New York Cheesecake With Pretzel-Graham Crust And Salted Caramel Sour Cream

New York Cheesecake With Pretzel-Graham Crust And Salted Caramel Sour Cream

Cheesecake was my favorite cake growing up. My sister, lover of salty things, would eat the crust, and I would eat the filling. My aunt Pam's cheesecake is legendary in our family, and to make Amanda happy she added a one inch crust to hers. That combination of salty, sweet, and decadently creamy is still a must for me, and in a really over the top moment, I decided adding pretzels to the whole thing was a good idea. Well, in practice it turned out to be an excellent idea. Salty, sweet, and creamy indeed. This recipe is almost silly it's so delicious.

Crust

  • 1 cup graham cracker crumbs
  • 1 cup pretzel crumbs
  • 1/2 cup sugar
  • 6 oz soft butter
  1. To make crumbs, just pulse some pretzels in the food processor until fine.
  2. Remove, and pulse the graham crackers.
  3. Combine crumbs, 1/2 cup sugar, and butter in the food processor until one event texture; press on bottom and sides to 8-inch spring form pan.

    Filling

    • 11/2 lb soft cream cheese
    • 3/4 cup sugar
    • 5 eggs
    • 11/2 cup heavy cream
    • 1 tsp vanilla
    1. In a standing mixer with paddle attachment, whip cheese until fluffy; beat in sugar; continue beating until light and fluffy.
    2. Add eggs, one at a time, beating well after each addition. Stir in heavy cream. If at all lumpy, strain through sieve.
    3. Pour into the pan. bake at 325F for 1 hour. Turn the oven off and leave the cheesecake in the oven 1 hour.
    4. Remove from oven and let it cool gradually to room temperature, chill in the fridge for at least 4 hours.

      Topping

      • 3/4 cup sour cream
      • 1/2 cup salted caramel sauce
      1. When ready to serve, combine salted caramel sauce and sour cream, and spread on top of cheesecake.
      2. Garnish with pretzels.

        Caramel Sauce

        • 1 cup white sugar
        • 4 oz unsalted butter
        • 3/4 cup heavy cream
        • 1 tsp vanilla extract
        • 1/2 tsp salt
        1. For the caramel sauce, heat the sugar in a saucepan over medium heat, until the sugar turns golden.
        2. Stir until all of the sugar is dissolved and just starting to turn a lovely amber color.

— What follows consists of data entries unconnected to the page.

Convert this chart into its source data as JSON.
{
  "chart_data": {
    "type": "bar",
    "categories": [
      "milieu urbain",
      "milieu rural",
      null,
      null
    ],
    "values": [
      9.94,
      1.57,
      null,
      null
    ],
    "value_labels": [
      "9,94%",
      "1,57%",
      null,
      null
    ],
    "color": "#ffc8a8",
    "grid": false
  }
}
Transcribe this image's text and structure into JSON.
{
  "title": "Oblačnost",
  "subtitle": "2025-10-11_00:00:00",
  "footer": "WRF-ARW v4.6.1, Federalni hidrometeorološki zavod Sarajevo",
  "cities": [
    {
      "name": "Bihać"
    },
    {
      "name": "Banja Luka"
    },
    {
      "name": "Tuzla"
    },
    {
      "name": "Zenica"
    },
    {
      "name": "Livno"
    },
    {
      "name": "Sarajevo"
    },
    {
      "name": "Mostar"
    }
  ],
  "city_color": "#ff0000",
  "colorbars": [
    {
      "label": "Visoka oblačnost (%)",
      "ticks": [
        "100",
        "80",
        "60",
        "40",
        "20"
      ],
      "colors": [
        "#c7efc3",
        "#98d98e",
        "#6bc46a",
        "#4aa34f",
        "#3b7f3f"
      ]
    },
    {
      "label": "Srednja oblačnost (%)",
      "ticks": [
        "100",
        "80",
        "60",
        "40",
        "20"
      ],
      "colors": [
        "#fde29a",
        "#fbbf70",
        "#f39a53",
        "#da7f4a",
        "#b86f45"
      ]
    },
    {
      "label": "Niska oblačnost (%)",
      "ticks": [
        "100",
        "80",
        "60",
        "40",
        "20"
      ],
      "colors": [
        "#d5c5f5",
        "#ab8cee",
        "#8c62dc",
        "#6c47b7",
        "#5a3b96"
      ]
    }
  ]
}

Turn heat to low, add the butter, and stir to combine. Careful, it'll foam up.
        3. Then add the heavy cream, vanilla extract, and salt stirring to combine. You'll cook the sauce for about 5-10 minutes, until it comes together. It’ll take quite a bit of stirring!
        4. Pour the caramel into a glass jar, let it come to room temperature, and store in the fridge for up to two weeks. Pour over everything and anything!